Dr Reti, who has lived in Boston for six years, is based at the Beth Israel Deaconess Hospital and Harvard Medical School, to which Dzhokhar Tsarnaev was rushed after being injured in a shootout with police last week.
In his hospital room in a serious condition with a gunshot wound to the throat and other injuries suffered in his attempted getaway, Tsarnaev, 19, was charged with using and conspiring to use a weapon of mass destruction.
Dr Reti said the past few days had been surreal, but there was now a sense of widespread relief that the bombers were out of circulation and people could get on with their lives.
"Beth Israel has armed guards outside the doors of that particular part of the medical centre and there's armed guards on every floor on the way up [to where the alleged bomber is being treated]," Dr Reti said.
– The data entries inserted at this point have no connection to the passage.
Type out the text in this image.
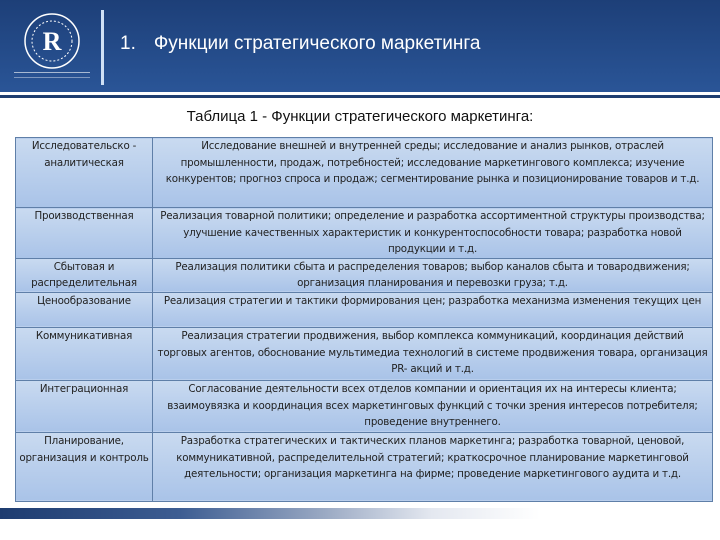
R	1. Функции стратегического маркетинга
Таблица 1 - Функции стратегического маркетинга:
Исследовательско - аналитическая	Исследование внешней и внутренней среды; исследование и анализ рынков, отраслей промышленности, продаж, потребностей; исследование маркетингового комплекса; изучение конкурентов; прогноз спроса и продаж; сегментирование рынка и позиционирование товаров и т.д.
Производственная	Реализация товарной политики; определение и разработка ассортиментной структуры производства; улучшение качественных характеристик и конкурентоспособности товара; разработка новой продукции и т.д.
Сбытовая и распределительная	Реализация политики сбыта и распределения товаров; выбор каналов сбыта и товародвижения; организация планирования и перевозки груза; т.д.
Ценообразование	Реализация стратегии и тактики формирования цен; разработка механизма изменения текущих цен
Коммуникативная	Реализация стратегии продвижения, выбор комплекса коммуникаций, координация действий торговых агентов, обоснование мультимедиа технологий в системе продвижения товара, организация PR- акций и т.д.
Интеграционная	Согласование деятельности всех отделов компании и ориентация их на интересы клиента; взаимоувязка и координация всех маркетинговых функций с точки зрения интересов потребителя; проведение внутреннего.
Планирование, организация и контроль	Разработка стратегических и тактических планов маркетинга; разработка товарной, ценовой, коммуникативной, распределительной стратегий; краткосрочное планирование маркетинговой деятельности; организация маркетинга на фирме; проведение маркетингового аудита и т.д.
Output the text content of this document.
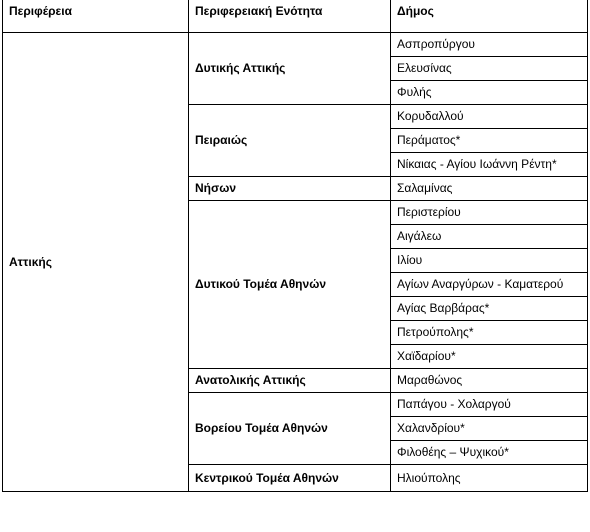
Περιφέρεια	Περιφερειακή Ενότητα	Δήμος
Αττικής	Δυτικής Αττικής	Ασπροπύργου
		Ελευσίνας
		Φυλής
	Πειραιώς	Κορυδαλλού
		Περάματος*
		Νίκαιας - Αγίου Ιωάννη Ρέντη*
	Νήσων	Σαλαμίνας
	Δυτικού Τομέα Αθηνών	Περιστερίου
		Αιγάλεω
		Ιλίου
		Αγίων Αναργύρων - Καματερού
		Αγίας Βαρβάρας*
		Πετρούπολης*
		Χαϊδαρίου*
	Ανατολικής Αττικής	Μαραθώνος
	Βορείου Τομέα Αθηνών	Παπάγου - Χολαργού
		Χαλανδρίου*
		Φιλοθέης – Ψυχικού*
	Κεντρικού Τομέα Αθηνών	Ηλιούπολης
Dzhokhar Tsarnaev was accused of joining his brother in setting off the shrapnel-packed pressure-cooker bombs that killed three people and wounded more than 200 a week ago.
His older brother, Tamerlan, 26, died after a fierce gunbattle with police on the campus of Massachusetts Institute of Technology.
The firefight at the institute happened about the time Dr Reti and others were driving through the campus, after band practice.
Dr Reti, who plays guitar in the band, said he and some band mates were travelling through the institute about the time of the shootout but that he saw nothing out of the ordinary and only realised there was drama on the campus when he got home about 15 minutes later.
"I turned on the TV and saw all this breaking news that they had shot one of them and I just thought, 'my goodness, we were there at the time and didn't see anything'. We must have been driving through there moments before it all happened," he said.
Dr Reti's daughter, Angela, stayed indoors the next day, but he had to return to his workplace to check on the facility and his colleagues.
"It was quite eerie going into work. Normally the place would be bustling on a Friday, but the streets were silent and empty," Dr Reti said.